A few days ago, while moving comments to netlify, I noticed that hexo can also be deployed there. It supports one-click deployment for github, bitbucket, gitlab, and Azure DevOps. You just push your code, and netlify handles the rest automatically. The access speed is also pretty good.

My blog had previously been deployed to a server through git, and there was one annoying issue I never really solved: when I ran hexo deploy on my Mac, only the contents under public were pushed to the server. But when I ran hexo deploy on Windows 10 at home, the entire project got deployed instead. That meant nginx had to map the root path / to public, and now moving everything to netlify solves that problem nicely.

Create a new Git repository

I had been using gitee for the repository before, but Netlify’s one-click deployment doesn’t support it, so I created a new Bitbucket repository instead. If you’re wondering why not GitHub: pushing code there often timed out for me, and even with a VPN it still failed a lot. Of course, if GitHub works for you, you can skip this step.

I had already registered Bitbucket in SourceTree, but if you haven’t, just create an account on Bitbucket first.

  • After registering on bitbucket, create a new workspace. workspace setup
  • Open the workspace you just created, then create a Repository. create repository
  • Upload your local SSH public key to Bitbucket so you can pull and update code over SSH. add SSH key
  • Push your existing code to the Bitbucket repository.

Create a new Netlify project

Connect the Git repository

Create a new site and choose the repository provider you want to connect. I used Bitbucket here. If you connect a GitHub repository, you also need to click Configure the Netlify app on GitHub. to authorize the repositories that can be linked. Then select the repository you want to use.

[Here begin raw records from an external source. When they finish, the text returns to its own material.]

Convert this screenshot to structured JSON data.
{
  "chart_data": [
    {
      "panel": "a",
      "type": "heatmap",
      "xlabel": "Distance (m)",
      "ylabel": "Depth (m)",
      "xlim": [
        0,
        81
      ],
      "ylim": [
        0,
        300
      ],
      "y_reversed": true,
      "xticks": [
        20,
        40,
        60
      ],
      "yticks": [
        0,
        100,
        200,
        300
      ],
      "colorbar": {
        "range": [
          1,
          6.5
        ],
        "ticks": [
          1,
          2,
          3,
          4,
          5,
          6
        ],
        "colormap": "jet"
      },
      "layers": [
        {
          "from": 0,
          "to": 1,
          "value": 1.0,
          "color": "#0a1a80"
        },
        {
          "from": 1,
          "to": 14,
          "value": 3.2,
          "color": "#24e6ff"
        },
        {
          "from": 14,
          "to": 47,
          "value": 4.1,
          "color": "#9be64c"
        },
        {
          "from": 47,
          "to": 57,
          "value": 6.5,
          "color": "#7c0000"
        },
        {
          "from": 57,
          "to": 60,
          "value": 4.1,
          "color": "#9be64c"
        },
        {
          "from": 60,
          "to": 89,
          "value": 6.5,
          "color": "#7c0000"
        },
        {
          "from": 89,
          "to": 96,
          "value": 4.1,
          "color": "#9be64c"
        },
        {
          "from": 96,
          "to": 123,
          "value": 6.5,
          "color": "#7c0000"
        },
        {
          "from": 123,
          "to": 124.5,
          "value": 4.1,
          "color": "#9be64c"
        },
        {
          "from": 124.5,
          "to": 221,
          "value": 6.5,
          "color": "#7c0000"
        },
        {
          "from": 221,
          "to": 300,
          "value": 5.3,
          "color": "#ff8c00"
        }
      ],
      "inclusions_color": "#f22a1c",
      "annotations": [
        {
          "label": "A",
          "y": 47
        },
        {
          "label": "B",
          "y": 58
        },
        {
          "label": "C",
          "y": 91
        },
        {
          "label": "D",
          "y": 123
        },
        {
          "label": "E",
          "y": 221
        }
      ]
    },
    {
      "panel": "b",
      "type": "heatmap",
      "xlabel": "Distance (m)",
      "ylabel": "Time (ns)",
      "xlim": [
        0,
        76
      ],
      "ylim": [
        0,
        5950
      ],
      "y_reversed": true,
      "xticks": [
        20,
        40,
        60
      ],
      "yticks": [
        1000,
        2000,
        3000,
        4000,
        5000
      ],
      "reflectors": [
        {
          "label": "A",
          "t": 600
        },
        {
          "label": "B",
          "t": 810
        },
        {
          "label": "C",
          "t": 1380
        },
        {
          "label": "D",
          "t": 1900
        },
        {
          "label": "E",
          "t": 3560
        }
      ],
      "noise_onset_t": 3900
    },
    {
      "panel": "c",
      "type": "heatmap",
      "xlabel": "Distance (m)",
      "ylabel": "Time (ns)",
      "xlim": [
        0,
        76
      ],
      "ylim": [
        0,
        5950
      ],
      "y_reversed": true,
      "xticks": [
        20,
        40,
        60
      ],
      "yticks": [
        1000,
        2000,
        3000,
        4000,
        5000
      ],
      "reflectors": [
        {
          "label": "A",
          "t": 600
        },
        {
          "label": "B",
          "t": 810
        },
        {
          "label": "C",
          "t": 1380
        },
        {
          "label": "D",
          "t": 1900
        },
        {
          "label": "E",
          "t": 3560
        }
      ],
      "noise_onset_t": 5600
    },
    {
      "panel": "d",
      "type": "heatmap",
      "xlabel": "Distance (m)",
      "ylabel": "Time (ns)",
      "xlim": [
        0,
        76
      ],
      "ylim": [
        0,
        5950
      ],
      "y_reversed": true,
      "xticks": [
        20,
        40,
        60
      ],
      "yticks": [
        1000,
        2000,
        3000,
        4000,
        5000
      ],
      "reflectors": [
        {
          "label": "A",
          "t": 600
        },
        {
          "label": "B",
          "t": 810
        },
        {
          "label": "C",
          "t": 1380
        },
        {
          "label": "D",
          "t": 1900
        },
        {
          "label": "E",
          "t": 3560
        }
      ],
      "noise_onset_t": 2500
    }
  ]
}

select repository authorize repository access

Configure the deployment command

Set your site name, choose the branch you want to deploy, set Base directory to /, set Build command to npm i && hexo clean && hexo generate, and set Publish directory to /public.

If your repository already contains compiled output, you can leave Build command empty.

build settings

Add a custom domain

Go to Domain management and click Add domain alias to add a domain. In your domain registrar or DNS management platform, add a CNAME record pointing to your-netlify-site-name.netlify.app.. Make sure there is a . at the end.

domain alias

That’s it. Deployment is complete, and from now on, every push to the Git repository will trigger an automatic deploy.